Big Scary Vase at the Getty


The Getty Museum is displaying a monumental bronze vase by French Symbolist sculptor Jean-Désiré Ringel d'Illzach, a loan from a private collection (unidentified: aren't they all?) The attached photo gives you some notion of its scale but nothing of its incredible decoration. The surface is modeled throughout with spiderwebs, bats, peacock feathers, juniper branches, and masks, all in ink-black patina. A flotilla of snails slime their way up onto the base. Des Essaintes must be crushed he didn't have this for his black party. Set designers for the next Addams Family vehicle, take note.

Big bronze vases are part of the forgotten story of French sculpture in the quote-unquote Impressionist age. The Fine Arts Museums of San Francisco owns an 11-foot-tall Gustave Doré Vintage Vase encrusted with an orgy of bacchic figures in bronze. Modeled in 1878, it was hawked at international expositions on two continents, descending to the most provincial California Midwinter Fair of 1894-5, held in San Francisco. A yokel by the name of M.H. de Young bought it and gave it to a museum that bears his name. It is now displayed outside the stunning Herzog & de Meuron building, a prime location that nonetheless raises the question of just how much the current Fine Arts curators value it, conservatorially speaking. (Flickr photo by Greatest Paka Photography.)

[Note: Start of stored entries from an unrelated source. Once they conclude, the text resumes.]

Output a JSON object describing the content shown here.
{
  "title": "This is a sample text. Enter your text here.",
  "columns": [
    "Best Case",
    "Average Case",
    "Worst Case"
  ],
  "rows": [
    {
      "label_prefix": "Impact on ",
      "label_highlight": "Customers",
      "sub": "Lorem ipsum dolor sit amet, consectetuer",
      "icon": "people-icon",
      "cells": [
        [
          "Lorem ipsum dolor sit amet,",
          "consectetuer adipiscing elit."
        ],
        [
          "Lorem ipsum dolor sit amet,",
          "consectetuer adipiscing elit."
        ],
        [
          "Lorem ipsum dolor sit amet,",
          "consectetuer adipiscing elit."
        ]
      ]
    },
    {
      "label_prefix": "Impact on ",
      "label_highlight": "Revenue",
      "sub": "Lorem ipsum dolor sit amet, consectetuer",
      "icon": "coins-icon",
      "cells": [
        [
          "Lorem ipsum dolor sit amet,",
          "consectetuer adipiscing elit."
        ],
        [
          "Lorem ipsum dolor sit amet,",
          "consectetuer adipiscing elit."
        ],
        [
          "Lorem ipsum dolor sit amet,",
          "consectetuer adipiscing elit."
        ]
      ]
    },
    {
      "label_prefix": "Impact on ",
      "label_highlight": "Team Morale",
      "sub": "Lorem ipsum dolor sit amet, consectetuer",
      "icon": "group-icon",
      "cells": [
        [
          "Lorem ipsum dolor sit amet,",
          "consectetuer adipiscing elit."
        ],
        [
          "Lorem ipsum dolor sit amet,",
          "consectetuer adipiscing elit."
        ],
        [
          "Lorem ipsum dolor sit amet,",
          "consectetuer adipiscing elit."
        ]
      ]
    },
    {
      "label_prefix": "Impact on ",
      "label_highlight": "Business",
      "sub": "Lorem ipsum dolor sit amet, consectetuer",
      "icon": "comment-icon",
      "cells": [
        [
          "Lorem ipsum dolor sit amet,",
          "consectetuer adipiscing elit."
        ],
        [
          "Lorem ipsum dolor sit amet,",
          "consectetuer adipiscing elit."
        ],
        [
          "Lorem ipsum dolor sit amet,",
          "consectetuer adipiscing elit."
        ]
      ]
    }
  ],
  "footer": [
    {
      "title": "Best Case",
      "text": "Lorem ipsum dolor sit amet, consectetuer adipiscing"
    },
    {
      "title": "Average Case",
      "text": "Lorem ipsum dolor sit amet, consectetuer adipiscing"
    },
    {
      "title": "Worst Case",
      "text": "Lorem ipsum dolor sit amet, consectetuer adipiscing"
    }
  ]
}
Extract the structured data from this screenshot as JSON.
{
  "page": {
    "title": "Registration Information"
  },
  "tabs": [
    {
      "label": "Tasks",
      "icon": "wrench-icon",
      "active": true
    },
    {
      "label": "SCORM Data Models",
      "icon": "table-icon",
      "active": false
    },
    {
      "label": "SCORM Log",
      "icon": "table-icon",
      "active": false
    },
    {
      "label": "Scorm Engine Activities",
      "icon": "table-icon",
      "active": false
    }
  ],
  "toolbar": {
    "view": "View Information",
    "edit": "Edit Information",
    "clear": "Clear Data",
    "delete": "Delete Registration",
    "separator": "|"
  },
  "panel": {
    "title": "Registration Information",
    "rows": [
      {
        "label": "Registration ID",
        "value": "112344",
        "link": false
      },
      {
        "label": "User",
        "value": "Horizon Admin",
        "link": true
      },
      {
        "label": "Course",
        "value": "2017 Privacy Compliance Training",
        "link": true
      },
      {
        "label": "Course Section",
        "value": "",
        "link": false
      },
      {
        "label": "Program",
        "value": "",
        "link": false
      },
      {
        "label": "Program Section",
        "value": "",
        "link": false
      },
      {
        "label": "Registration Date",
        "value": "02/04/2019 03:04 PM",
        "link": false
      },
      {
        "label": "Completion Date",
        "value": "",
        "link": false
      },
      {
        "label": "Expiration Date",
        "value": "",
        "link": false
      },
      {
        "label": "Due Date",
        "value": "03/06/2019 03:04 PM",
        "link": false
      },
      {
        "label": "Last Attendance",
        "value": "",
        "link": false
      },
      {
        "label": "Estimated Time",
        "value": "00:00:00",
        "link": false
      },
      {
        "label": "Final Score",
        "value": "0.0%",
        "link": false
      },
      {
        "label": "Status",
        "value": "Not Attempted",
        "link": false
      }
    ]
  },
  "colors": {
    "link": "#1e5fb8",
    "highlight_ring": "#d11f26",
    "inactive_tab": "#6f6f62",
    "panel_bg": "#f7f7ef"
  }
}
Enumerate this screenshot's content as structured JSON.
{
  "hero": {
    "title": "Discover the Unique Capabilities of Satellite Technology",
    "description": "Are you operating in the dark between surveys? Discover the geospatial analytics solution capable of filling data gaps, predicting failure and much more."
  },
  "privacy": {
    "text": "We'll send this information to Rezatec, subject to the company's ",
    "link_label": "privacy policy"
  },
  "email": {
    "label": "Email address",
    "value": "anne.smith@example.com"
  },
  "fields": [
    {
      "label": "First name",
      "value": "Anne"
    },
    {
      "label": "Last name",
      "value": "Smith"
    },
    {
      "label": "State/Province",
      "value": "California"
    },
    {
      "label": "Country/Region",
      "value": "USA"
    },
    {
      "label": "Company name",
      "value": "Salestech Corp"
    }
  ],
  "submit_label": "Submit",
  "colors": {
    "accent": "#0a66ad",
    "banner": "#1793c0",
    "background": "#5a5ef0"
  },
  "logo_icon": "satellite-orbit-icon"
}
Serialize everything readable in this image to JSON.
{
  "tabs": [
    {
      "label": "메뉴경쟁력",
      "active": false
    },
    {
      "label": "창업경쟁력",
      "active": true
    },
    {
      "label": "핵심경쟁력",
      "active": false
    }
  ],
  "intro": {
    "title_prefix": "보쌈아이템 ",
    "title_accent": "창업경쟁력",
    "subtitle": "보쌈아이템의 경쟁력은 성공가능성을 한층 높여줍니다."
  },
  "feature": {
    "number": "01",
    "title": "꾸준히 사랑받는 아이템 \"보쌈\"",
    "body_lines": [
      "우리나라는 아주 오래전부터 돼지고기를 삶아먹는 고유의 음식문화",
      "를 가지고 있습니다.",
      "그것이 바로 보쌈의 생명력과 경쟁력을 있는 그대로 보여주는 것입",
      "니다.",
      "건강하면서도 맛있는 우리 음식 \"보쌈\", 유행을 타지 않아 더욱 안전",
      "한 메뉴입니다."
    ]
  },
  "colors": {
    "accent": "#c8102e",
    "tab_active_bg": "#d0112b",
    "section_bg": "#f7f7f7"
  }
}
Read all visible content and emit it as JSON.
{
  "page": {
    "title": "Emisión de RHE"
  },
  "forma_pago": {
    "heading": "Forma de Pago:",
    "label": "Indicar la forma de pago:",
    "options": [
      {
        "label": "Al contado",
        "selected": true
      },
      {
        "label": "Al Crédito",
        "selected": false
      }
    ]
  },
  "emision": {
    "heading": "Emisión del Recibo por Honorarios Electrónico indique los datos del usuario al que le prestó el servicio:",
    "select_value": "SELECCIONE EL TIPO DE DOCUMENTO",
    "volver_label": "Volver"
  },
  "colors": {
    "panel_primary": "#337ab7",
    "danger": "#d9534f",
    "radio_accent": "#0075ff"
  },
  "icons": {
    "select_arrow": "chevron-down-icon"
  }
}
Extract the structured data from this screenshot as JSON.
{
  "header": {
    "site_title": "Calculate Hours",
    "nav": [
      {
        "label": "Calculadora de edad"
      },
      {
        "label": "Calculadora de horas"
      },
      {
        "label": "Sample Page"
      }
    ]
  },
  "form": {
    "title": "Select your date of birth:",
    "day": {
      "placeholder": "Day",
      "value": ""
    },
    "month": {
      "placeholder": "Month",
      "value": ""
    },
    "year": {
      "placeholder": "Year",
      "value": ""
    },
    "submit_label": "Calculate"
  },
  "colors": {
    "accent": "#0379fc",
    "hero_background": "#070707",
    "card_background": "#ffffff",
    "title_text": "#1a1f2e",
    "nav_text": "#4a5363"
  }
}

The Ringel d'Illzach vase at the Getty demonstrates that the vase form survived into the last years of the century. Its date, 1889, is practically the Symbolist summer-of-love (the Getty's Ensor painting is titled "Christ's Entry into Brussels in 1889"). Like Doré, Ringel d'Illzach is best known for small-scale works. In 2006 LACMA bought two of his ceramic sculptures of goblins. LACMA's underappreciated collection of medals includes a Ringel d'Illzach portrait of that quintessential—and gothic—American author, Nathaniel Hawthorne.